One of the defining features of communities is allowing these chance encounters to happen. Silicon Valley is arguably the closest place in the world to a technocracy, where everyone talks about new tech releases, and which are still in works or are proprietary. This is where people passionate about tech meet up to create products that are wildly disruptive.
And in a way, serendipity is one of the greatest values of the Product Hunt community. Product Hunt has enabled discussions that previously mostly happened within tech hubs to become more global, and it also has mixed online engagement with meetups. Now, makers, digital nomads and creatives only need an internet connection to engage in tech discussions. Geography is no longer destiny, and makers from around the world collaborate to create great products. After all, innovation happens in partnerships – not in silos.

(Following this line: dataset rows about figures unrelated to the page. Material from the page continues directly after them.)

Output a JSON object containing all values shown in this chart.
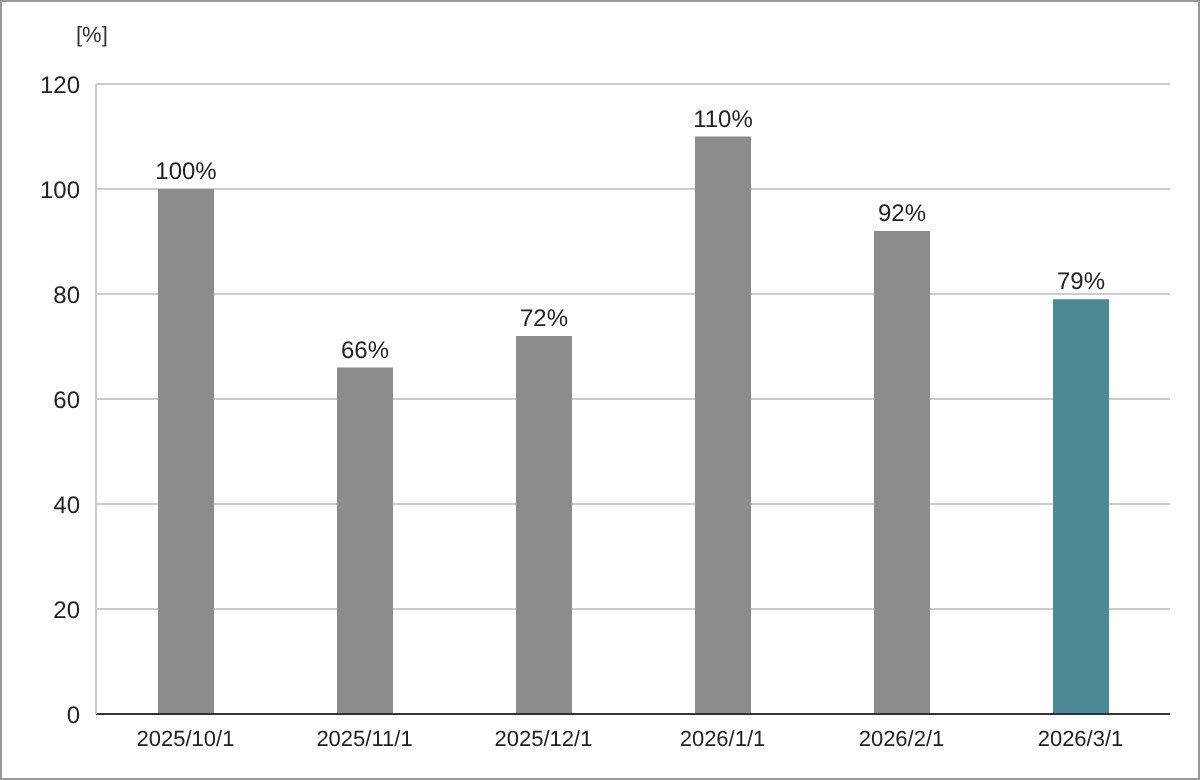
{
  "chart_data": {
    "type": "bar",
    "ylabel": "[%]",
    "categories": [
      "2025/10/1",
      "2025/11/1",
      "2025/12/1",
      "2026/1/1",
      "2026/2/1",
      "2026/3/1"
    ],
    "values": [
      100,
      66,
      72,
      110,
      92,
      79
    ],
    "colors": [
      "#8c8c8c",
      "#8c8c8c",
      "#8c8c8c",
      "#8c8c8c",
      "#8c8c8c",
      "#4b8a94"
    ],
    "value_labels": [
      "100%",
      "66%",
      "72%",
      "110%",
      "92%",
      "79%"
    ],
    "ylim": [
      0,
      120
    ],
    "yticks": [
      0,
      20,
      40,
      60,
      80,
      100,
      120
    ],
    "grid": "y",
    "legend": false
  }
}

When makers discover that there is a maker community for them, they thrive. In a sense, it is invigorating – that we have passions that also exist in others. In another sense, it’s a type of manifest destiny. It helps makers realise that there is a possibility to live off their passions, and that they just need grit (and some networking) to make these dreams happen.
As Product Hunt grows, the company wants to facilitate real-life meetups. As Hoover elaborates:
As much as I love online communities, nothing replaces the energy and fidelity of getting to know someone in person. Meetups have been a part of Product Hunt from the beginning and quickly the community self-organized, hosting gatherings across the world.
To date we’ve seen more than 500 Product Hunt meetups from across more than 50 countries, mirroring the global nature of our team and audience. We support each meetup with swag, promotion, and best practices, although we really encourage hosts to get creative and do something fun that’s authentic to their local community.
The community has gone beyond being online and into the real-space. This allows makers to mobilize and expand within their specific localities.
Empathy, Diversity And The Future of Product Hunt
In a 2015 Product Hunt team meeting, Product Hunt team summarised their company culture into these 5 words (emojis included):
- ? Bold ?
- ⚡️ Curious ⚡️
- ? Kittenish ?
- ? Authentic ?
- ? Empathetic ?
Hoover says, “Empathy is an especially important reminder when frustration arises from support issues or designing an experience for all types of makers. We’ve made inclusion a priority and in particular, my teammate, Aba, has done a great job of building a welcome place on the internet with our new initiative, Makers.”
The future of Product Hunt and the makers’ ecosystem lies in its diversity. This diversity allows products that cater to different kinds of users, whether to minorities or even niche audiences. At the same time, diverse makers across different professions, industries and sectors develop close connections in order to find ways to collaborate on or integrate their products together to reach more potential users.
By fostering an inclusive space that breeds empathy, new users from tech releases and other channels are more likely to stick around and engage, because they find the community friendly and helpful. Through interactions and discussions, inclusivity also keeps negative social biases from forming.
With a great team that focuses on engaging with its community in new and playful ways, the future looks bright for Product Hunt. As Product Hunt shifts its gears towards profitability gained from advertising and paid subscription revenue from Ship, their toolkit for shipping products, Product Hunt plans to build more things for the community.
Hoover and his team are preparing their grand masterplans for 2019. When asked about what exciting plans makers should be on the lookout for, Hoover cheekily responds, “We’ll share more afterward ;).”